Now the time had finally come. The people were at the brink of receiving their inheritance. The problem was it was not offered to them "on a silver platter" so to speak. The Promised Land was not preserved virgin territory just waiting for the people to arrive. The Land of Israel was still the Land of Canaan occupied by several intimidating people groups, who were not exactly warmly anticipating the arrival of the Israelites.
Yet this was the God-appointed time for them to acquire the Promised Land. But only two out of the twelve who went in to check out the Land confidently believed that they could do it. The vast majority thought it was a lost cause, and wanted to return to Egypt.
What was it that gave Joshua and Caleb the confidence they had? What set them apart from the others? It wasn't that they had a better time in the Holy Land than the others. You know how people's experience of a place can color how they look at it, but there was nothing contradictory in their reports. They all saw the goodness of the land and the same inhabitants.
It is not that they knew God's promise better than the others. They all knew why they went to check out the land. It was to prepare them for entering it. There wasn't a question of whether or not they would do it, at least not until they returned.
It wasn't that Joshua and Caleb had experienced more of God's power. All the people were aware of the miracles of God to that point.

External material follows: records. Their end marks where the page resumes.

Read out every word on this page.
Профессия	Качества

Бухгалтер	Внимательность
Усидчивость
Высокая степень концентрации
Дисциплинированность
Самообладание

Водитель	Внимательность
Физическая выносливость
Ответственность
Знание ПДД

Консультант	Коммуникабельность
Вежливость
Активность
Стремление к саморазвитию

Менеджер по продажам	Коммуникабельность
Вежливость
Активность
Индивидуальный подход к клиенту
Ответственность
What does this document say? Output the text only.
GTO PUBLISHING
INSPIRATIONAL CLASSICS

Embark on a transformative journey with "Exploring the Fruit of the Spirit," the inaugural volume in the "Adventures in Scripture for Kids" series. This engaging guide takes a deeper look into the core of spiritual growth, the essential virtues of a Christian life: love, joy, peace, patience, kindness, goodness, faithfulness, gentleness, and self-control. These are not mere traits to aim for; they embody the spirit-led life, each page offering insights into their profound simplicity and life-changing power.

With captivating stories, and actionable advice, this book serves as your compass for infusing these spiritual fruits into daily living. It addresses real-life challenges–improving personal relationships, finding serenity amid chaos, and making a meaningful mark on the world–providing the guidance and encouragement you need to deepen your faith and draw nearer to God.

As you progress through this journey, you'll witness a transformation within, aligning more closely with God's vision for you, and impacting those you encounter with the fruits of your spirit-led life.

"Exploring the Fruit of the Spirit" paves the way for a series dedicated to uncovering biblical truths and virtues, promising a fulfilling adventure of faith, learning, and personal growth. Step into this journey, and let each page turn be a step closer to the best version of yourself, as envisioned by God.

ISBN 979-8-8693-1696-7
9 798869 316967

They had all witnessed the ten plagues, the parting of the Sea, the provision of the manna, and so on.
All twelve of them knew what God had said and what he could do. And yet only Joshua and Caleb had confidence in facing the challenge of entering the Land.
The difference was, unlike the others, they believed God. They were the only ones who were able to apply what the whole nation had seen and heard to the current situation. They knew that if their taking the Land was something that God wanted, nothing or no one could stand in their way. Yet for the others all the miracles in the world could not make a difference.
How many times have we thought that if only we could experience more of the power of God in our lives then we would trust him more? Or we think that if we could learn more of God's truth, then we would face life's challenges with confidence.
While it is most helpful to experience God and know his Word, this story vividly shows us that these things will never cause us to have confidence in God. This confidence isn't created by experience and learning. It comes from a heart of faith. Faith is a decision deep in our hearts to trust God no matter what the circumstances might be. The heart of faith knows that if God says something, then it is true. And if he tells us to do something, then we can be confident in him do it.